Dès l'Ancien Empire[4], l’égyptien hiéroglyphique fut un système d’écriture où se mêlent idéogrammes, signes consonantiques (unilitères, bilitères, et même trilitères) et déterminatifs (voir plus bas). À partir de la XVIIIe dynastie, les scribes utilisaient un certain nombre de bilitères comme syllabaires (sȝ, bȝ, kȝ etc.) pour transcrire les noms sémitiques ou d’origine sémitique, mais l’écriture dite syllabique ne sortit jamais de ce domaine.
Quelle que soit leur fonction, les signes sont figuratifs : ils représentent quelque chose de tangible, souvent facilement reconnaissable, même pour quelqu'un qui ignore le sens du signe. En effet, pour le dessin des hiéroglyphes, les Égyptiens s'inspirèrent de leur environnement : objets de la vie quotidienne, animaux, plantes, parties du corps. À l'époque de l'Ancien, du Moyen et du Nouvel Empire, il existait environ 700 signes hiéroglyphiques, alors qu'à l'époque gréco-romaine, on en dénombrait plus de 6 000.
Les hiéroglyphes furent gravés sur pierre ou bien, dans le cas de l'écriture hiératique, tracés au calame et à l'encre sur un support moins durable.
L'utilisation des hiéroglyphes gravés se limitait aux domaines où l'esthétique et/ou la valeur magique des mots avaient de l'importance : formules d'offrandes et fresques funéraires, textes religieux, inscriptions officielles.
L'écriture hiératique en est la forme cursive. Réservée aux documents administratifs et aux documents privés, elle avait pour support le papyrus, les ostraca (tessons de poterie ou de calcaire), le parchemin ou encore des tablettes de bois. Les égyptologues la distinguent des hiéroglyphes appelés linéaires, qui furent peints sur les sarcophages en bois et les papyrus des « Livres des morts ». Les hiéroglyphes linéaires conservent davantage l'aspect figuratif des hiéroglyphes gravés, mais furent tracés avec moins de précision que ces derniers.

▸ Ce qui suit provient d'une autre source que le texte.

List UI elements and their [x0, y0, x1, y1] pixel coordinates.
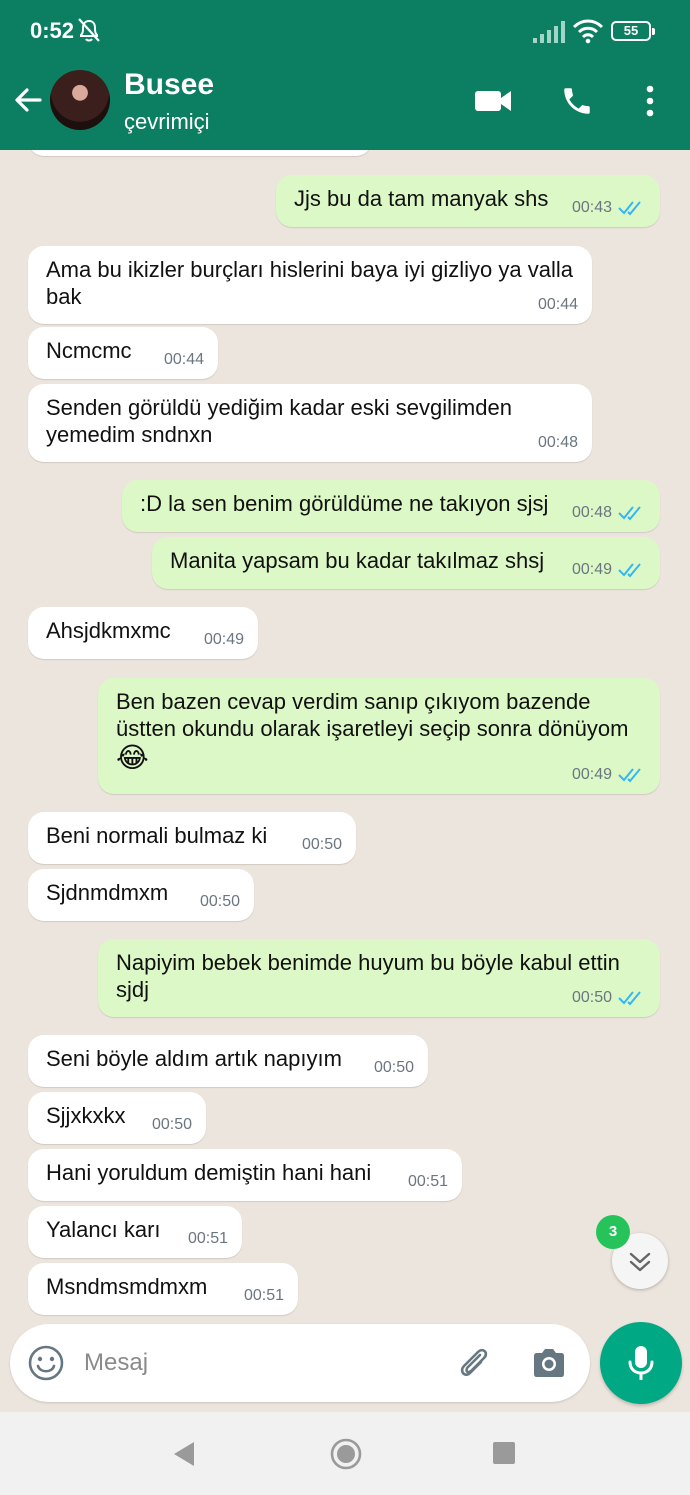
message-bubble[interactable]: Jjs bu da tam manyak shs 00:43: [276, 175, 660, 227]
signal-icon: [533, 21, 565, 43]
contact-status: çevrimiçi: [124, 109, 210, 134]
chat-header: 0:52 55 Busee çevrimiçi: [0, 0, 690, 150]
read-ticks-icon: [618, 990, 641, 1005]
more-options-icon[interactable]: [640, 84, 660, 118]
back-arrow-icon[interactable]: [12, 84, 44, 116]
message-bubble[interactable]: Ncmcmc 00:44: [28, 327, 218, 379]
video-call-icon[interactable]: [474, 88, 512, 114]
contact-name[interactable]: Busee: [124, 68, 214, 102]
laughing-emoji: 😂: [116, 742, 149, 773]
message-text: Napiyim bebek benimde huyum bu böyle kab…: [116, 950, 626, 1002]
read-ticks-icon: [618, 562, 641, 577]
message-bubble[interactable]: Senden görüldü yediğim kadar eski sevgil…: [28, 384, 592, 462]
message-bubble[interactable]: Msndmsmdmxm 00:51: [28, 1263, 298, 1315]
mute-icon: [78, 18, 100, 42]
message-text: Ben bazen cevap verdim sanıp çıkıyom baz…: [116, 689, 629, 741]
message-time: 00:49: [203, 631, 244, 648]
message-bubble[interactable]: Sjdnmdmxm 00:50: [28, 869, 254, 921]
message-bubble[interactable]: Beni normali bulmaz ki 00:50: [28, 812, 356, 864]
message-time: 00:43: [571, 199, 612, 216]
message-time: 00:49: [571, 766, 612, 783]
message-bubble[interactable]: Ahsjdkmxmc 00:49: [28, 607, 258, 659]
message-time: 00:50: [571, 989, 612, 1006]
message-time: 00:48: [537, 434, 578, 451]
emoji-icon[interactable]: [26, 1343, 66, 1383]
message-time: 00:48: [571, 504, 612, 521]
message-time: 00:44: [163, 351, 204, 368]
message-time: 00:51: [407, 1173, 448, 1190]
message-bubble[interactable]: :D la sen benim görüldüme ne takıyon sjs…: [122, 480, 660, 532]
avatar[interactable]: [50, 70, 110, 130]
message-time: 00:50: [301, 836, 342, 853]
message-text: Senden görüldü yediğim kadar eski sevgil…: [46, 395, 519, 447]
attach-icon[interactable]: [454, 1344, 492, 1382]
unread-count-badge: 3: [596, 1215, 630, 1249]
message-text: Seni böyle aldım artık napıyım: [46, 1046, 342, 1071]
message-input[interactable]: [84, 1344, 424, 1382]
message-time: 00:49: [571, 561, 612, 578]
message-text: Ama bu ikizler burçları hislerini baya i…: [46, 257, 580, 309]
wifi-icon: [572, 19, 604, 44]
status-time: 0:52: [30, 18, 75, 43]
system-nav-bar: [0, 1412, 690, 1495]
status-bar: 0:52 55: [0, 0, 690, 62]
mic-icon: [628, 1346, 654, 1380]
nav-home-icon[interactable]: [330, 1438, 362, 1470]
message-composer: [10, 1324, 590, 1402]
message-text: :D la sen benim görüldüme ne takıyon sjs…: [140, 491, 549, 516]
message-time: 00:50: [373, 1059, 414, 1076]
message-time: 00:44: [537, 296, 578, 313]
double-chevron-down-icon: [629, 1252, 651, 1272]
message-bubble[interactable]: Ama bu ikizler burçları hislerini baya i…: [28, 246, 592, 324]
message-bubble[interactable]: Sjjxkxkx 00:50: [28, 1092, 206, 1144]
read-ticks-icon: [618, 767, 641, 782]
nav-recents-icon[interactable]: [493, 1442, 515, 1464]
message-bubble-partial: [28, 150, 372, 156]
read-ticks-icon: [618, 505, 641, 520]
message-bubble[interactable]: Yalancı karı 00:51: [28, 1206, 242, 1258]
message-time: 00:50: [199, 893, 240, 910]
voice-call-icon[interactable]: [560, 84, 594, 118]
read-ticks-icon: [618, 200, 641, 215]
message-time: 00:51: [187, 1230, 228, 1247]
message-bubble[interactable]: Ben bazen cevap verdim sanıp çıkıyom baz…: [98, 678, 660, 794]
message-bubble[interactable]: Manita yapsam bu kadar takılmaz shsj 00:…: [152, 537, 660, 589]
message-text: Beni normali bulmaz ki: [46, 823, 268, 848]
nav-back-icon[interactable]: [172, 1440, 196, 1468]
message-bubble[interactable]: Napiyim bebek benimde huyum bu böyle kab…: [98, 939, 660, 1017]
mic-button[interactable]: [600, 1322, 682, 1404]
message-bubble[interactable]: Hani yoruldum demiştin hani hani 00:51: [28, 1149, 462, 1201]
message-text: Hani yoruldum demiştin hani hani: [46, 1160, 372, 1185]
message-time: 00:51: [243, 1287, 284, 1304]
battery-icon: 55: [611, 21, 655, 41]
message-bubble[interactable]: Seni böyle aldım artık napıyım 00:50: [28, 1035, 428, 1087]
camera-icon[interactable]: [530, 1344, 568, 1382]
message-time: 00:50: [151, 1116, 192, 1133]
chat-messages[interactable]: Jjs bu da tam manyak shs 00:43 Ama bu ik…: [0, 150, 690, 1320]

À partir de l'époque saïte (XXVIe dynastie), l'hiératique fut partiellement supplanté par une nouvelle cursive, le démotique. Il s'agit d'une simplification extrême de l'écriture hiératique, réservée aux actes administratifs et aux documents de la vie courante, d'où son nom d'écriture « populaire ». L'hiératique n'était alors plus utilisé que pour consigner des textes religieux ou sacerdotaux, conjointement avec les hiéroglyphes, d'où son nom d'écriture « sacerdotale ». À l'époque ptolémaïque, le grec s'imposa de plus en plus comme langue administrative : à partir de -146 les contrats écrits uniquement en démotique avaient perdu toute valeur légale.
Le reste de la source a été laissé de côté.